Beyond recognizing what items shoppers have placed in their carts, Caper Carts sync with grocery stores’ loyalty accounts to give customers discounts and personalized advertisements, and have “gamification” features to give customers rewards for fulfilling certain shopping behaviors like spending a certain amount of money. The company said the product has the ability to increase the size of customers’ purchases and increase shopping efficiency.
“We’re transforming shopping from a chore to an adventure,” Instacart told Fortune.
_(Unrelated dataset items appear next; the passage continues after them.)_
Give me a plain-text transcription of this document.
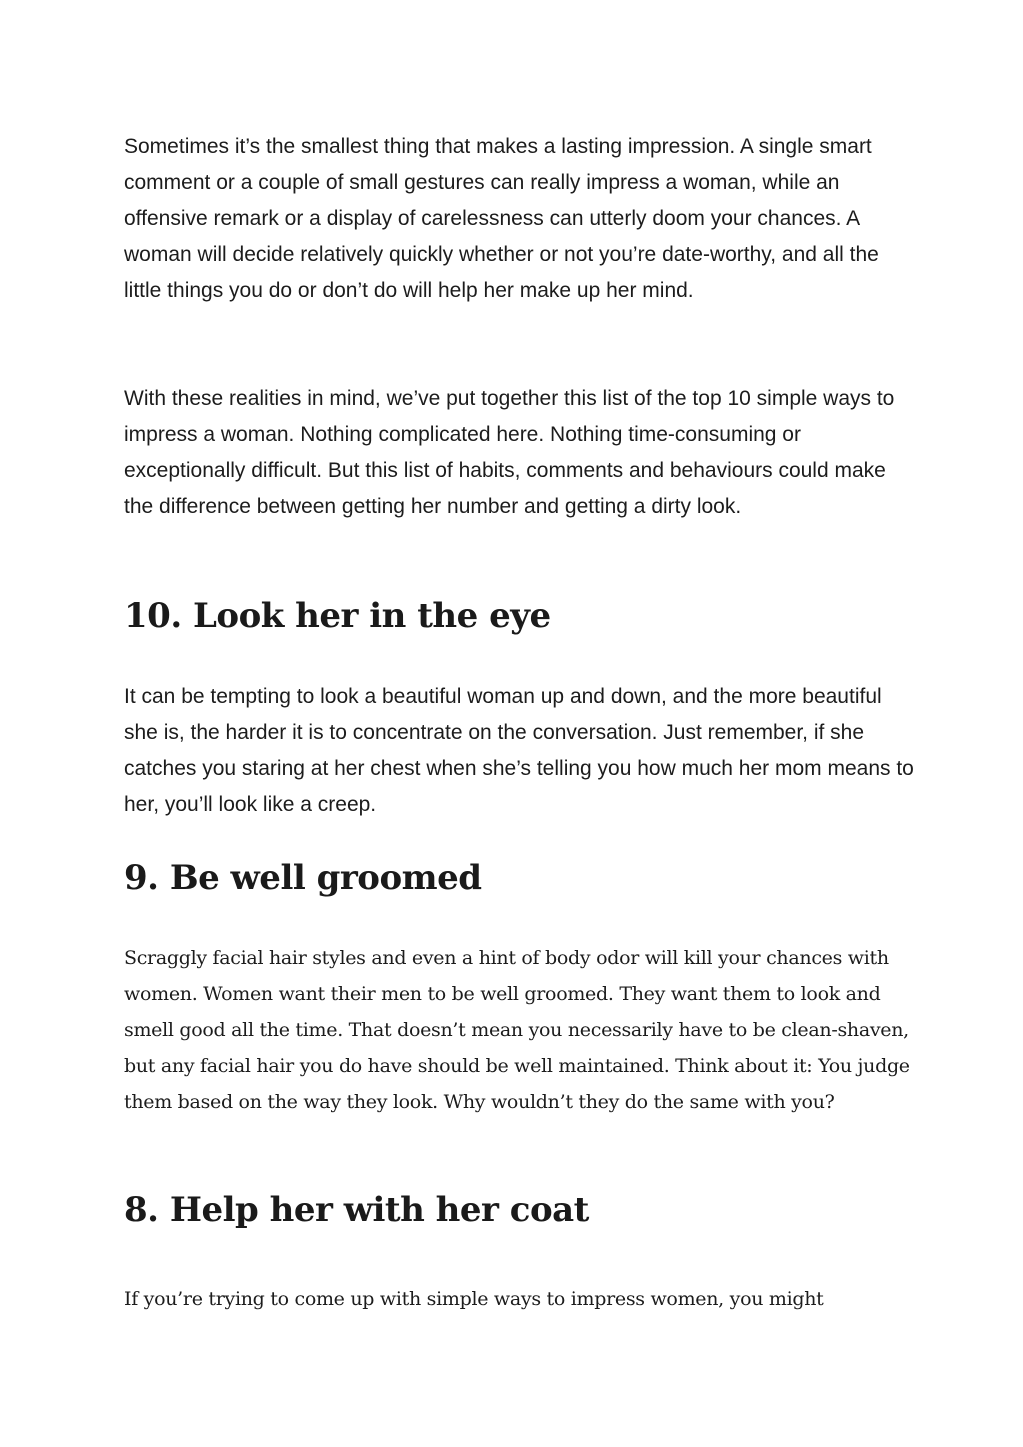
Sometimes it’s the smallest thing that makes a lasting impression. A single smart comment or a couple of small gestures can really impress a woman, while an offensive remark or a display of carelessness can utterly doom your chances. A woman will decide relatively quickly whether or not you’re date-worthy, and all the little things you do or don’t do will help her make up her mind.

With these realities in mind, we’ve put together this list of the top 10 simple ways to impress a woman. Nothing complicated here. Nothing time-consuming or exceptionally difficult. But this list of habits, comments and behaviours could make the difference between getting her number and getting a dirty look.

10. Look her in the eye

It can be tempting to look a beautiful woman up and down, and the more beautiful she is, the harder it is to concentrate on the conversation. Just remember, if she catches you staring at her chest when she’s telling you how much her mom means to her, you’ll look like a creep.

9. Be well groomed

Scraggly facial hair styles and even a hint of body odor will kill your chances with women. Women want their men to be well groomed. They want them to look and smell good all the time. That doesn’t mean you necessarily have to be clean-shaven, but any facial hair you do have should be well maintained. Think about it: You judge them based on the way they look. Why wouldn’t they do the same with you?

8. Help her with her coat

If you’re trying to come up with simple ways to impress women, you might
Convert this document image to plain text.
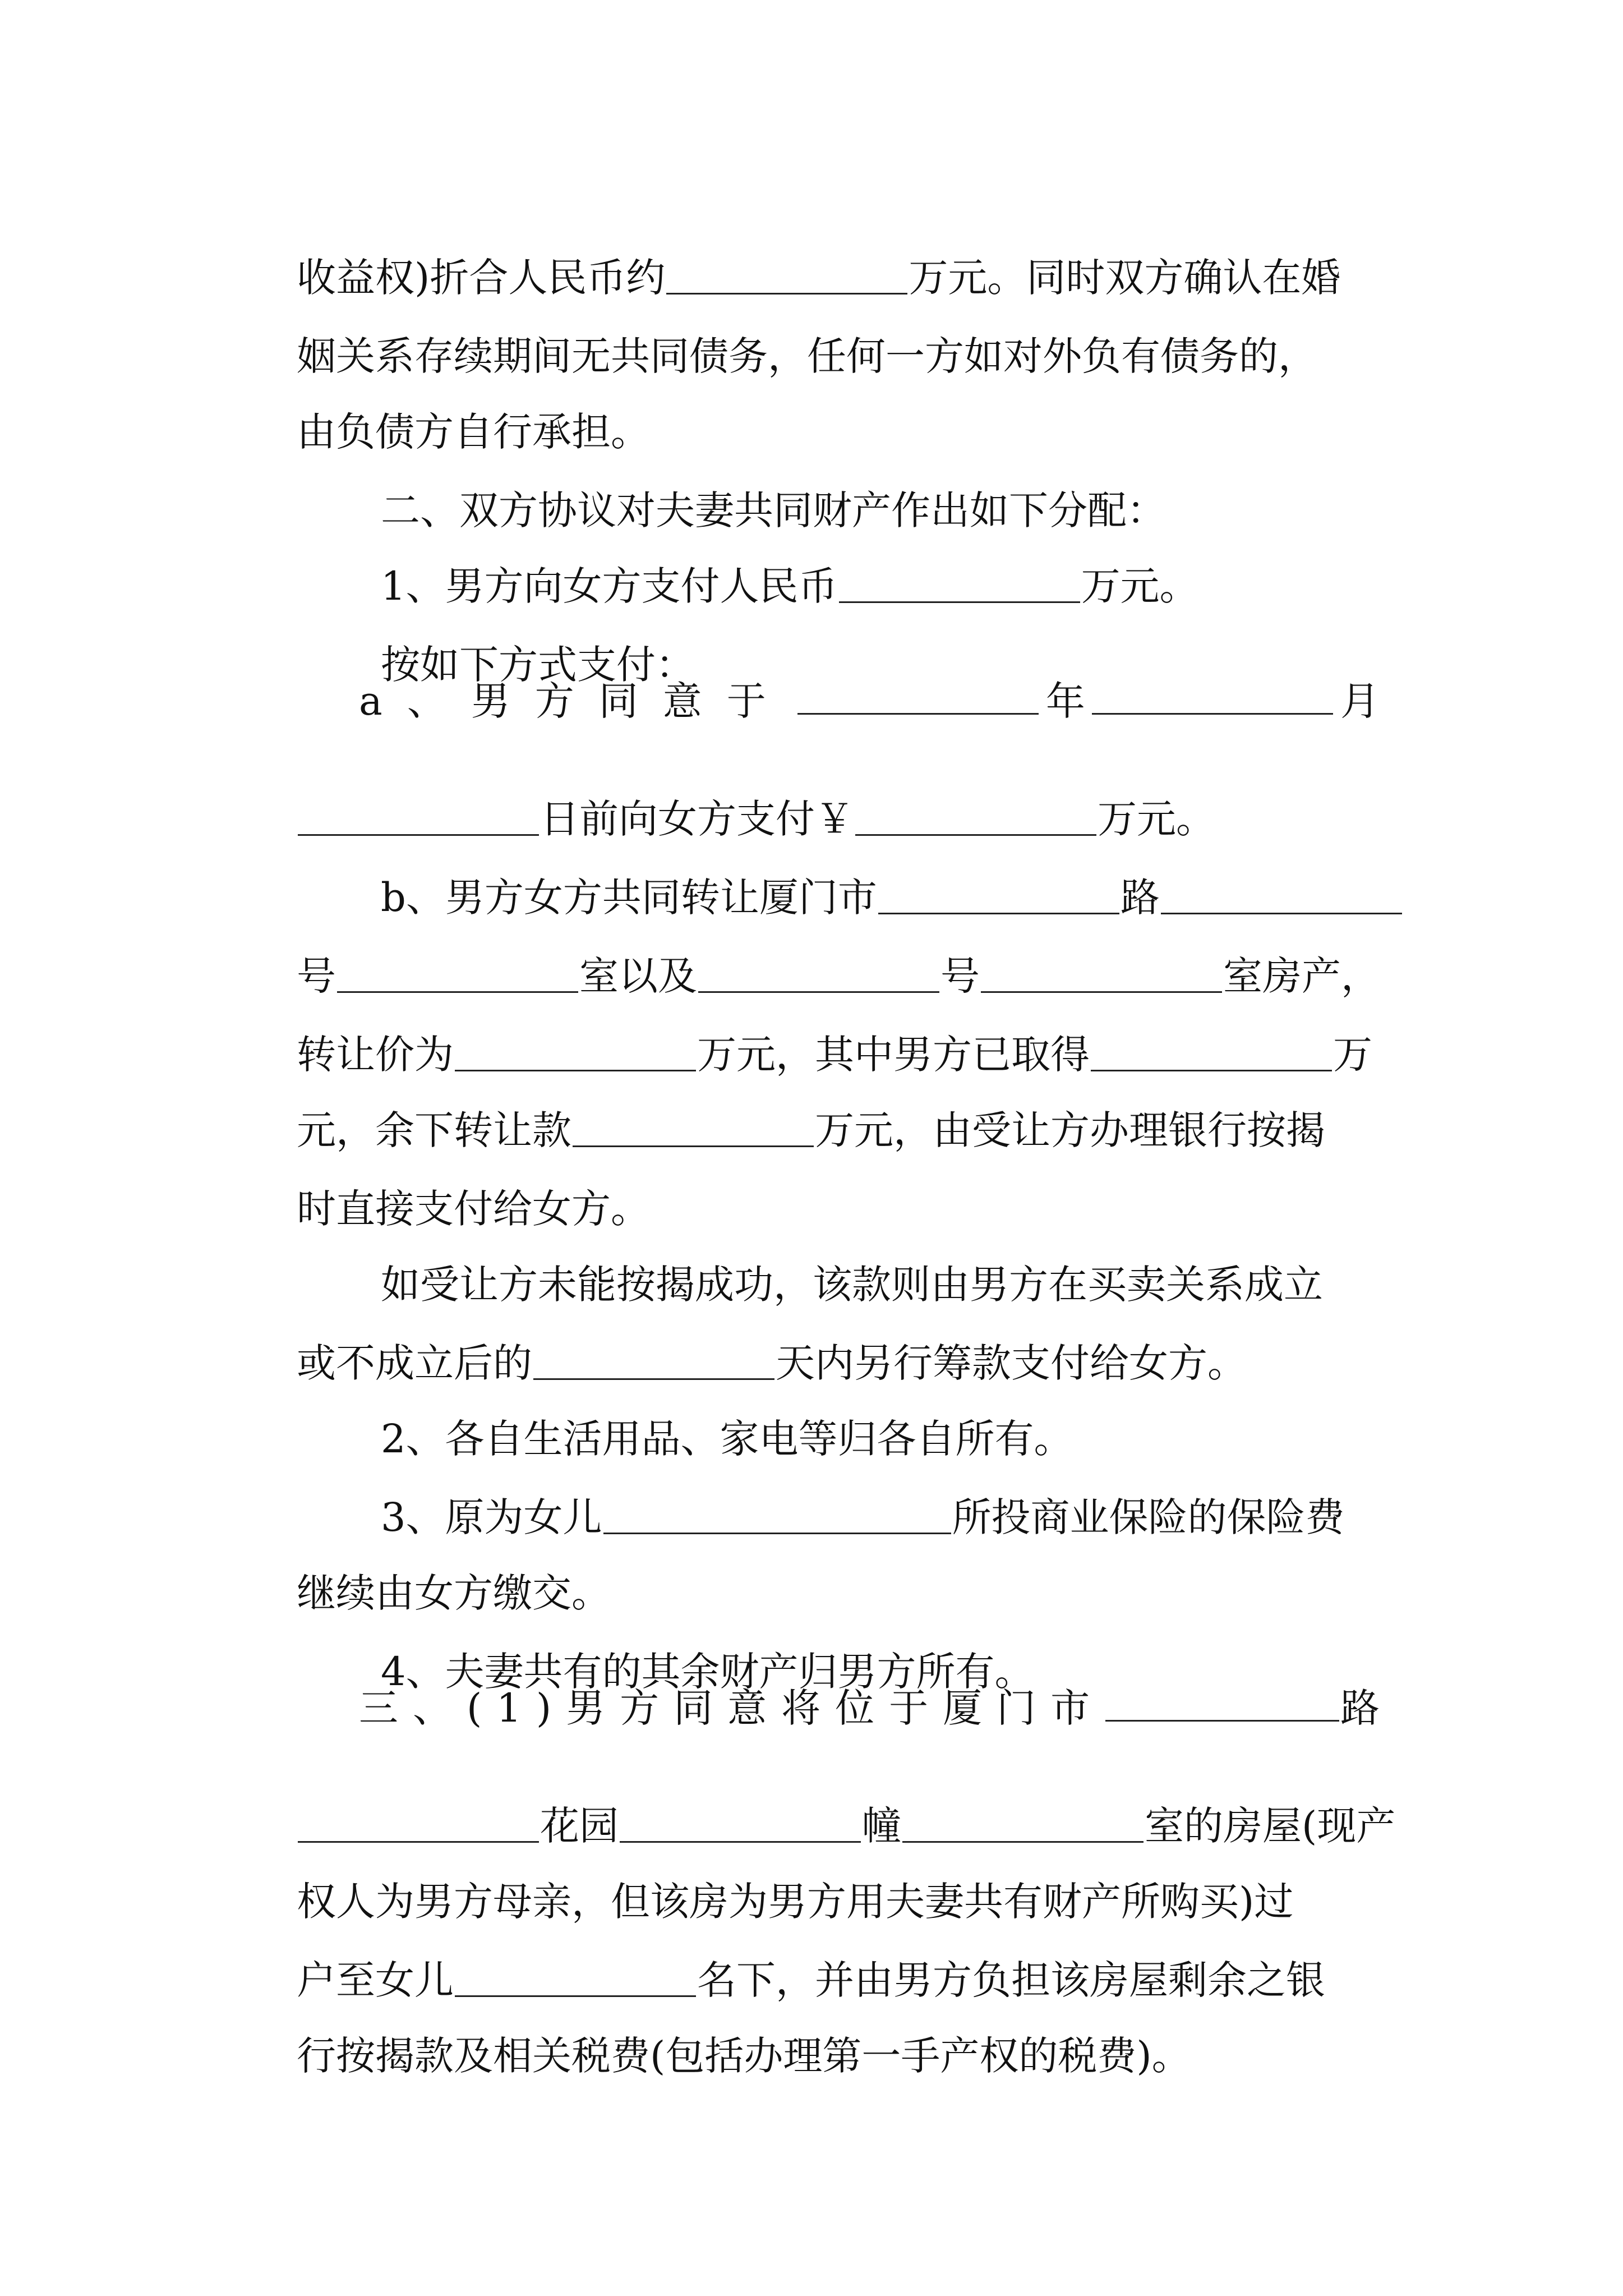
收益权)折合人民币约	万元。同时双方确认在婚

姻关系存续期间无共同债务，任何一方如对外负有债务的，

由负债方自行承担。

二、双方协议对夫妻共同财产作出如下分配：

1、男方向女方支付人民币	万元。

按如下方式支付：

a、男方同意于	年	月

日前向女方支付￥	万元。

b、男方女方共同转让厦门市	路

号	室以及	号	室房产，

转让价为	万元，其中男方已取得	万

元，余下转让款	万元，由受让方办理银行按揭

时直接支付给女方。

如受让方未能按揭成功，该款则由男方在买卖关系成立

或不成立后的	天内另行筹款支付给女方。

2、各自生活用品、家电等归各自所有。

3、原为女儿	所投商业保险的保险费

继续由女方缴交。

4、夫妻共有的其余财产归男方所有。

三、(1)男方同意将位于厦门市	路

花园	幢	室的房屋(现产

权人为男方母亲，但该房为男方用夫妻共有财产所购买)过

户至女儿	名下，并由男方负担该房屋剩余之银

行按揭款及相关税费(包括办理第一手产权的税费)。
Retailers have increasingly relied on AI and automatization to eliminate the in-store friction of waiting in lines and shoplifting-driven shrink, part of a growing trend of embracing the omnichannel strategy of rock-solid customer service across in-person and digital platforms. Grocers plan to increase spending on AI technologies by 400% before 2025, according to a June 2023 report from the Food Industry Association and e-commerce service Wynshop. The elephantine investment is predicted to bring in $113 billion in revenue and operational efficiency across the industry.
Those changes can already be seen across grocery stores: Kroger implemented AI to monitor self-checkout lanes to make sure customers are scanning all their purchases; Albertsons experimented with smart shopping carts in 2022 that resembled Amazon’s Dash Carts. Sam’s Club incorporated AI into its Scan & Go technology that lets customers skip the line to get their receipts checked; about 30% of Sam’s Club members use the Scan & Go app, which the company says has helped it convince its growing Gen Z audience of an easy shopping experience.
“We’re going on a journey of saying, ‘You can have great items, great prices like the rest of the club channel, but you can also have convenience,’” Sam’s Club CEO told CNBC in an interview last month. “And that’s something that really is resonating.”
Instacart’s app-based AI experiments—which include ChatGPT recommending recipes and providing information on food preparation—have sometimes been to its detriment. Its AI-generated recipe images veered into uncanny valley territory, showing conjoined roasted chickens and vegetables on salads that bore scaly resemblances to fish.
But it’s hardly the first time retailers’ trials with similar technologies have backfired. Amazon gave up on its Just Walk Out technology in U.S. stores in April. Instead of relying on the tool that allowed customers to simply exit the store, automatically charging a registered credit card, it would instead switch over to Dash Carts. While the company initially touted Just Walk Out’s AI capabilities, which leveraged cameras to track items shoppers placed in their baskets, there were several reports the technology actually relied on 1,000 workers in India monitoring the camera feeds. The e-commerce giant denied the reports, but said employees in India do spot-check the camera data.
While retailers work to iron out the wrinkles in AI’s effectiveness, there’s the matter of consumers being willing to adopt the new tools, Sudip Mazumder, North America retail industry expert for Publicis Sapient, told Modern Retail. While AI tools appeal to shoppers’ desire to budget, receive personalized discounts, and feel secure against theft, they may also come with some growing pains.
“If you go into self-checkout [for example], what the stores did was move the burden of the store associate onto the consumer,” he said.
Without face-to-face interactions—as well as AI’s capability to still make mistakes that upset customers—the new technologies may not initially feel like an efficiency boost. There could be the unintended consequence of “a very frustrating experience for the consumers,” Mazumder said.